A complex component incorporating four long slots among other features was posing problems for Timo Lehmann, the CEO of Karlheinz Lehmann GmbH in Oberwolfach, Germany. The solution for the subcontract manufacturer was ultimately provided by a Citizen Cincom M32 turning centre and a TC76-DIGILOG touch probe from Blum-Novotest.
“Highly complex components are part and parcel of our business. But manufacturing a quick-coupler for a compressed air input was a tough nut to crack,” says Timo Lehmann of the challenges posed by a project for Parker Hannifin GmbH, a world leader in drive and control technology and pneumatics. “The key components are hardened and coated free cutting steel with threads, bores and four lightly tapered slots. The slots were the crucial point of the whole design.”
The parallelism of the slots was only allowed to vary by 2μm from the reference values. Otherwise the fully automated machine that assembles the component unit at Parker-Hannifin, would abruptly stop.
Moreover, the quick-coupling would not work if the tolerance was exceeded. When assembled, the lightly tapered slots contain balls, which must not protrude too far, yet must also never be allowed to fall through the slot. Through this design, the Parker quick-couplers prevent the otherwise common snapping noise when detaching. It also allows single-hand operation. The task of measuring the slots is just as challenging as the production process.

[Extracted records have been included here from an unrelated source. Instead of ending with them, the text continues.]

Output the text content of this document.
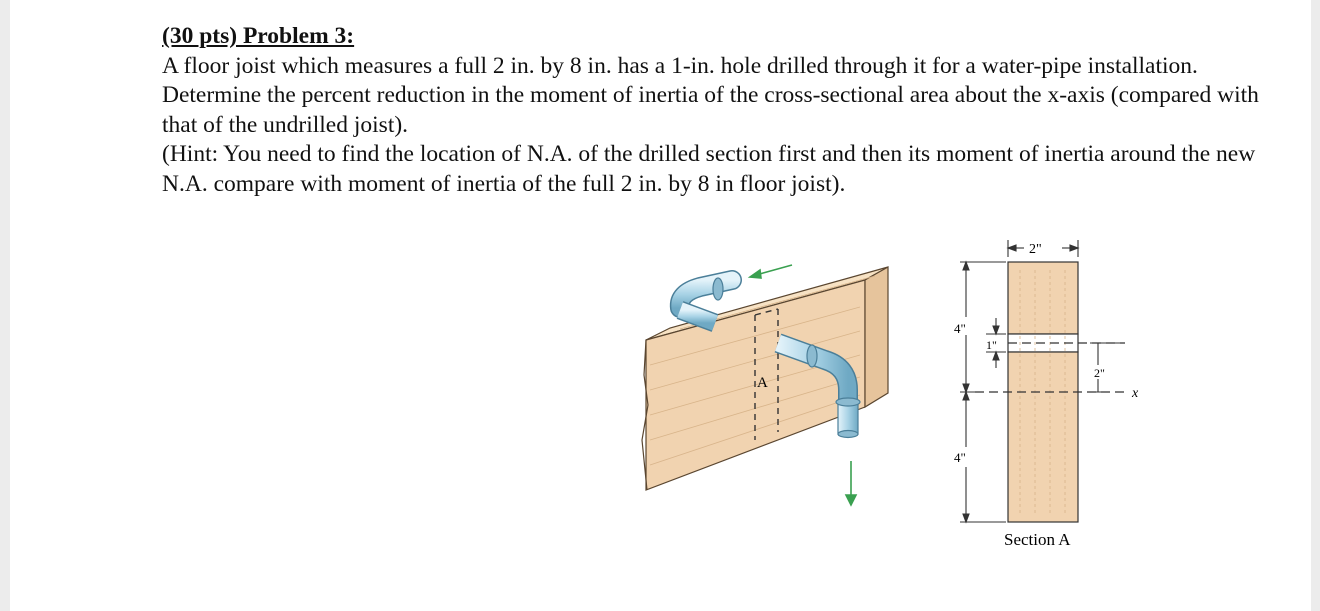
(30 pts) Problem 3:

A floor joist which measures a full 2 in. by 8 in. has a 1-in. hole drilled through it for a water-pipe installation. Determine the percent reduction in the moment of inertia of the cross-sectional area about the x-axis (compared with that of the undrilled joist).

(Hint: You need to find the location of N.A. of the drilled section first and then its moment of inertia around the new N.A. compare with moment of inertia of the full 2 in. by 8 in floor joist).

A
x
2"
4"
4"
1"
2"
Section A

The BLUM TC76-DIGILOG touch probe proved the only cost-effective means of verifying the design’s dimensional accuracy. Analogue measurement is always advantageous for assessing areas or lines. If a switching digital probe were to be used in the Lehmann application, a very large number of points on the slots would have to be measured in order to attain an adequate resolution. By contrast, the TC76-DIGILOG scans across the surface at a measuring speed of 2 m/min. As this is happening, the system generates an extremely large number of values (50,000 per second in fact) in a fraction of the time based on analogue data acquisition.

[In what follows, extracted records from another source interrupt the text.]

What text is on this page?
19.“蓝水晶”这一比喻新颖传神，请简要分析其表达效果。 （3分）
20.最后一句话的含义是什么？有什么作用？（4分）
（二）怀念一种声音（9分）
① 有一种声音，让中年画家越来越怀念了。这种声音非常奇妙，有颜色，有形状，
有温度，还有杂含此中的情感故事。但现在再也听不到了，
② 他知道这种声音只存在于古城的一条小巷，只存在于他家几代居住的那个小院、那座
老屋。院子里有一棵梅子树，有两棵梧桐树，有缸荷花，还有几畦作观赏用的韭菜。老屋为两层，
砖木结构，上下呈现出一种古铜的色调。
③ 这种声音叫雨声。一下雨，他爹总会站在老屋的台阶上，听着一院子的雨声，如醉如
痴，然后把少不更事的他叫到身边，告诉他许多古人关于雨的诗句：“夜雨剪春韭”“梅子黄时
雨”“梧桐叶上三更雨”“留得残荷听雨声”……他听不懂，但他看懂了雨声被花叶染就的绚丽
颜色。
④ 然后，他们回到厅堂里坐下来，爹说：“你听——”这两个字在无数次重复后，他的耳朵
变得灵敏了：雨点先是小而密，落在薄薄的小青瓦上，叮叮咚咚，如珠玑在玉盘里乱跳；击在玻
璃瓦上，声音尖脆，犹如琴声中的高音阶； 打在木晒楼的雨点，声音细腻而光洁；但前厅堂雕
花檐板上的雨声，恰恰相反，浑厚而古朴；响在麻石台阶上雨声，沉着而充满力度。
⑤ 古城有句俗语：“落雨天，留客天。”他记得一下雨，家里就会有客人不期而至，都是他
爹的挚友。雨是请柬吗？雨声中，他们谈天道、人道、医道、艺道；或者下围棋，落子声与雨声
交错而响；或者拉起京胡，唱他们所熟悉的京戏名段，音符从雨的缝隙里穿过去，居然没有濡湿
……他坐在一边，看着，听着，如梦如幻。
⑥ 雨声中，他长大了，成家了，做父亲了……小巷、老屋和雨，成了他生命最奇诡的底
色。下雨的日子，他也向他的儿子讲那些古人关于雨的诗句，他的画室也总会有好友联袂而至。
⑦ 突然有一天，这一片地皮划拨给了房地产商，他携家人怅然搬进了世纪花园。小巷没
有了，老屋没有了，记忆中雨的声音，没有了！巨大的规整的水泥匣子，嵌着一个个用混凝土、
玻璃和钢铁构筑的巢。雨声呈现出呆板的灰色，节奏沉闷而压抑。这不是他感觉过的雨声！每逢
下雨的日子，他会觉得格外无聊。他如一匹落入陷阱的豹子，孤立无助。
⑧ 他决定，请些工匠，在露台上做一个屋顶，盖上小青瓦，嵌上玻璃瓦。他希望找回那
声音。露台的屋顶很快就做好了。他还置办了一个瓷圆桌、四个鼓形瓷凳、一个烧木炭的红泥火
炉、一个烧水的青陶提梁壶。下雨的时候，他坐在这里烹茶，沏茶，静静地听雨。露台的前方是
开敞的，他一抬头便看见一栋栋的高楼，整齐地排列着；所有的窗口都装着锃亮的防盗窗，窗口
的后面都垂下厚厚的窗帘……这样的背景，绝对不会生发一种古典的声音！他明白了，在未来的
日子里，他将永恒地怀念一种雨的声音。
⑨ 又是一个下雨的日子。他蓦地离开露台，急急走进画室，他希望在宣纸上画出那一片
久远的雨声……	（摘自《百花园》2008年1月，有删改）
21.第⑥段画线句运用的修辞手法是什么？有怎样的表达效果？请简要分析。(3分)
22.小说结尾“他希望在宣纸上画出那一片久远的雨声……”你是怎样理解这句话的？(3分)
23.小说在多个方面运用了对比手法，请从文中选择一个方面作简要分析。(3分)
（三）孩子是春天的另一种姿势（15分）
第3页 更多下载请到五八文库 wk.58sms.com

The TC76-DIGILOG has been running smoothly and efficiently in Lehmann’s production operations since February 2015. The sequence at the start of a production run has a reference part clamped onto the machine and the complete contour of the corresponding slot is scanned and recorded. The master profile is recorded and saved in the evaluation software. The subsequent production workpieces are measured and compared against the recorded profile and any that exceed the tolerance are discarded. As a result, the tight tolerances of the slot are reliably checked immediately after the cutting process in the lathe. In-machine measurement delivers enormous benefits. If it is run without a problem in the idle times, as in Parker Hannifin’s quick-coupler production, it is hard to beat. It allows 17 employee Lehmann to implement 100 percent checking with error trends being detected at an early stage by its evaluation software.
Incidentally, it doesn’t matter whether the TC76-DIGILOG is fitted in a grinding machine or a milling machine. And thanks to its increased scanning forces, it is even well suited to the unforgiving conditions in a lathe. The TC76-DIGILOG scans the part accurately and non-directionally, measuring with supreme precision thanks to the patented shark360 measuring mechanism. “Neither coolant nor viscous oils impair the reliability of the measurement data. With its higher scanning force, the touch probe simply pushes through the coolant,” adds David Cousins.

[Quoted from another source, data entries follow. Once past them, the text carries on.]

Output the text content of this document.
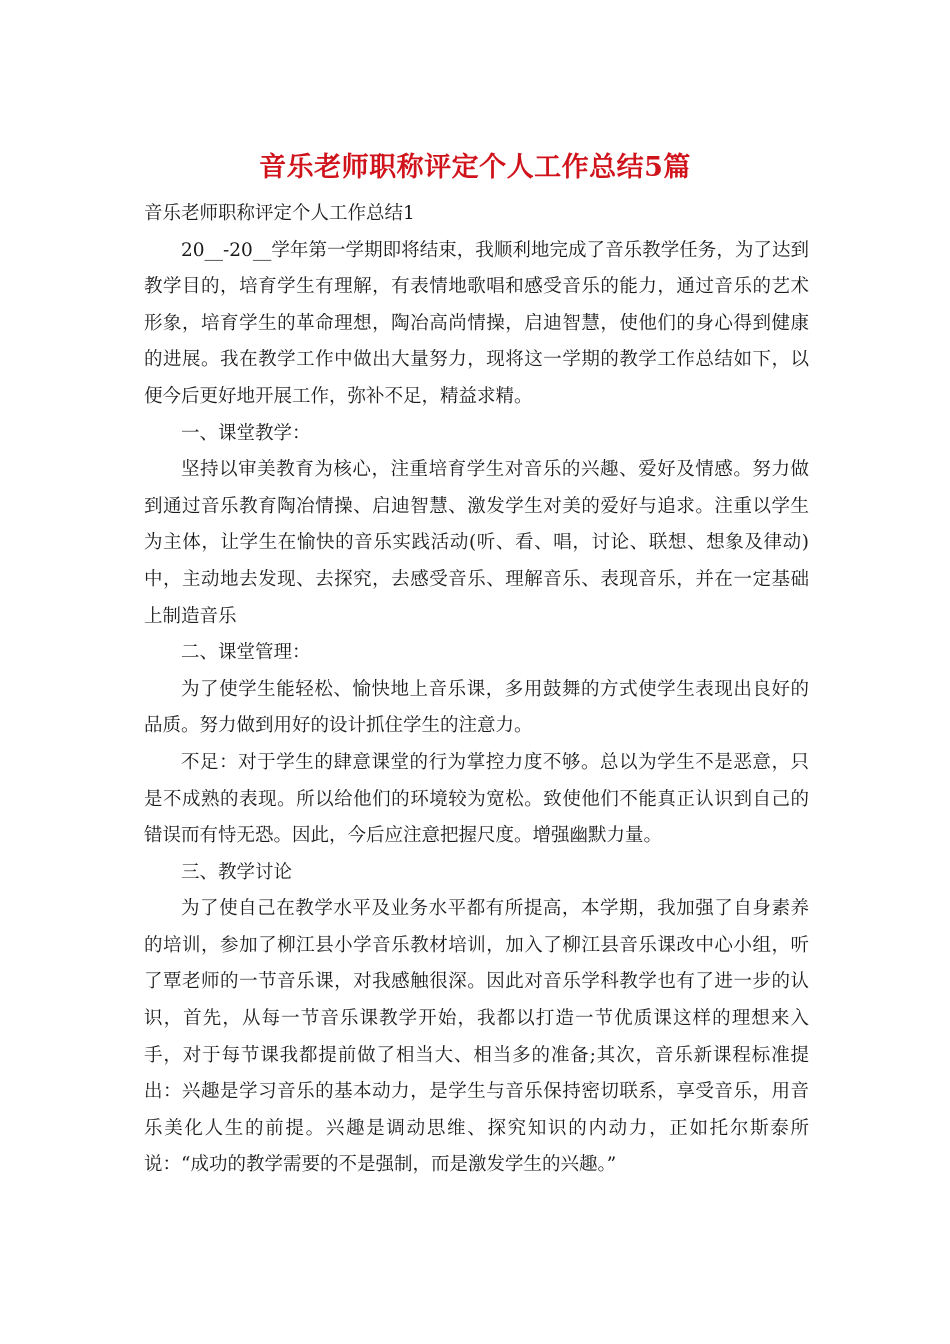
音乐老师职称评定个人工作总结5篇

音乐老师职称评定个人工作总结1

20__-20__学年第一学期即将结束，我顺利地完成了音乐教学任务，为了达到教学目的，培育学生有理解，有表情地歌唱和感受音乐的能力，通过音乐的艺术形象，培育学生的革命理想，陶冶高尚情操，启迪智慧，使他们的身心得到健康的进展。我在教学工作中做出大量努力，现将这一学期的教学工作总结如下，以便今后更好地开展工作，弥补不足，精益求精。

一、课堂教学：

坚持以审美教育为核心，注重培育学生对音乐的兴趣、爱好及情感。努力做到通过音乐教育陶冶情操、启迪智慧、激发学生对美的爱好与追求。注重以学生为主体，让学生在愉快的音乐实践活动(听、看、唱，讨论、联想、想象及律动)中，主动地去发现、去探究，去感受音乐、理解音乐、表现音乐，并在一定基础上制造音乐

二、课堂管理：

为了使学生能轻松、愉快地上音乐课，多用鼓舞的方式使学生表现出良好的品质。努力做到用好的设计抓住学生的注意力。

不足：对于学生的肆意课堂的行为掌控力度不够。总以为学生不是恶意，只是不成熟的表现。所以给他们的环境较为宽松。致使他们不能真正认识到自己的错误而有恃无恐。因此，今后应注意把握尺度。增强幽默力量。

三、教学讨论

为了使自己在教学水平及业务水平都有所提高，本学期，我加强了自身素养的培训，参加了柳江县小学音乐教材培训，加入了柳江县音乐课改中心小组，听了覃老师的一节音乐课，对我感触很深。因此对音乐学科教学也有了进一步的认识，首先，从每一节音乐课教学开始，我都以打造一节优质课这样的理想来入手，对于每节课我都提前做了相当大、相当多的准备;其次，音乐新课程标准提出：兴趣是学习音乐的基本动力，是学生与音乐保持密切联系，享受音乐，用音乐美化人生的前提。兴趣是调动思维、探究知识的内动力，正如托尔斯泰所说：“成功的教学需要的不是强制，而是激发学生的兴趣。”
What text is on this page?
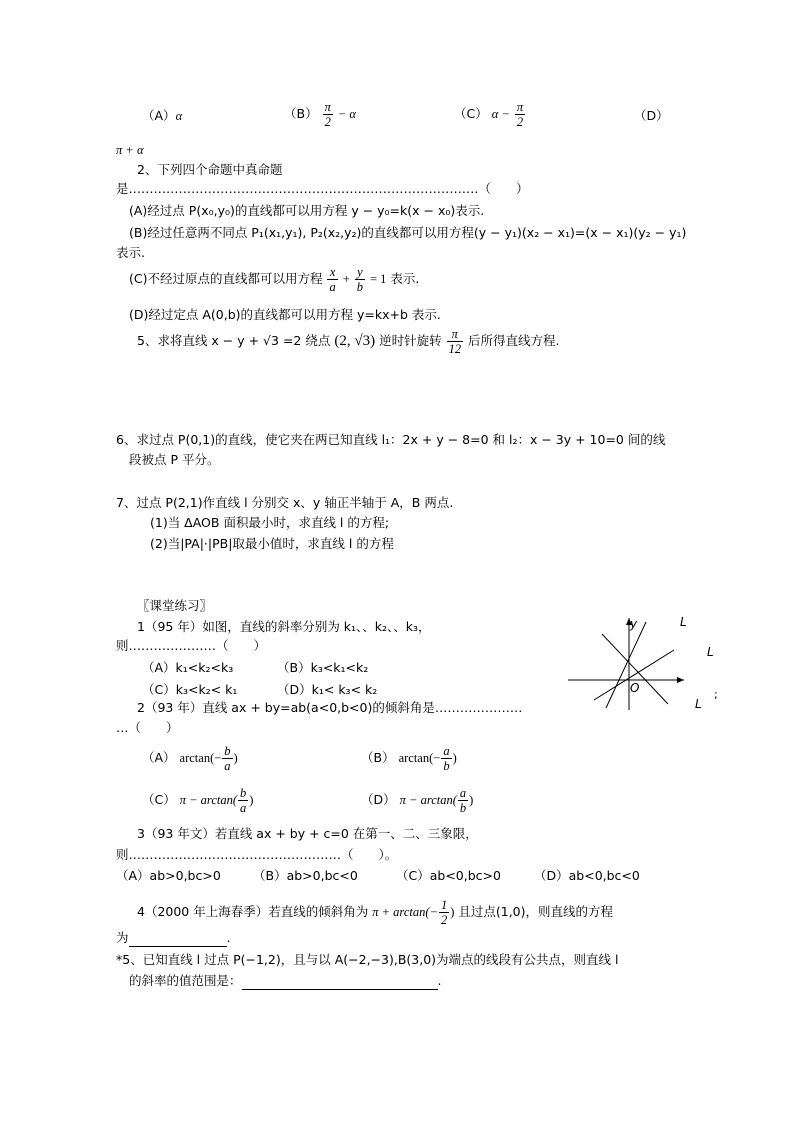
（A）α	$(B) \frac{\pi}{2} - \alpha$	（C） $\alpha - \frac{\pi}{2}$	（D）
π + α
2、下列四个命题中真命题
是…………………………………………………………………………（　　）
(A)经过点 P(x₀,y₀)的直线都可以用方程 y − y₀=k(x − x₀)表示.
(B)经过任意两不同点 P₁(x₁,y₁), P₂(x₂,y₂)的直线都可以用方程(y − y₁)(x₂ − x₁)=(x − x₁)(y₂ − y₁)
表示.
(C)不经过原点的直线都可以用方程 $\frac{x}{a} + \frac{y}{b} = 1$ 表示.
(D)经过定点 A(0,b)的直线都可以用方程 y=kx+b 表示.
5、求将直线 x − y + √3 =2 绕点 (2, √3) 逆时针旋转 $\frac{\pi}{12}$ 后所得直线方程.
6、求过点 P(0,1)的直线，使它夹在两已知直线 l₁：2x + y − 8=0 和 l₂：x − 3y + 10=0 间的线
段被点 P 平分。
7、过点 P(2,1)作直线 l 分别交 x、y 轴正半轴于 A，B 两点.
(1)当 ΔAOB 面积最小时，求直线 l 的方程;
(2)当|PA|·|PB|取最小值时，求直线 l 的方程
〖课堂练习〗
1（95 年）如图，直线的斜率分别为 k₁、、k₂、、k₃，
则…………………（　　）
（A）k₁<k₂<k₃	（B）k₃<k₁<k₂
（C）k₃<k₂< k₁	（D）k₁< k₃< k₂
y
O
L
L
L
;
2（93 年）直线 ax + by=ab(a<0,b<0)的倾斜角是…………………
…（　　）
（A） $\arctan(- \frac{b}{a}$ )	（B） $\arctan(- \frac{a}{b}$ )
（C） $\pi - \arctan( \frac{b}{a}$ )	（D） $\pi - \arctan( \frac{a}{b}$ )
3（93 年文）若直线 ax + by + c=0 在第一、二、三象限，
则……………………………………………（　　）。
（A）ab>0,bc>0	（B）ab>0,bc<0	（C）ab<0,bc>0	（D）ab<0,bc<0
4（2000 年上海春季）若直线的倾斜角为 $\pi + \arctan(- \frac{1}{2}$ ) 且过点(1,0)，则直线的方程
为	.
*5、已知直线 l 过点 P(−1,2)，且与以 A(−2,−3),B(3,0)为端点的线段有公共点，则直线 l
的斜率的值范围是：	.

The Blum-Novotest/Citizen combination is also used for other large production lots from 10,000 to 30,000 pieces. The processed materials are wide-ranging from stainless steels, heat-treated steels and free cutting steel through to aluminium.
“Given that we were close to having to refuse the quick-coupler order from Parker Hannifin, we are delighted to have found such a powerful solution in the combination of Blum touch probe and Citizen Machine,” Timo Lehmann concludes with satisfaction.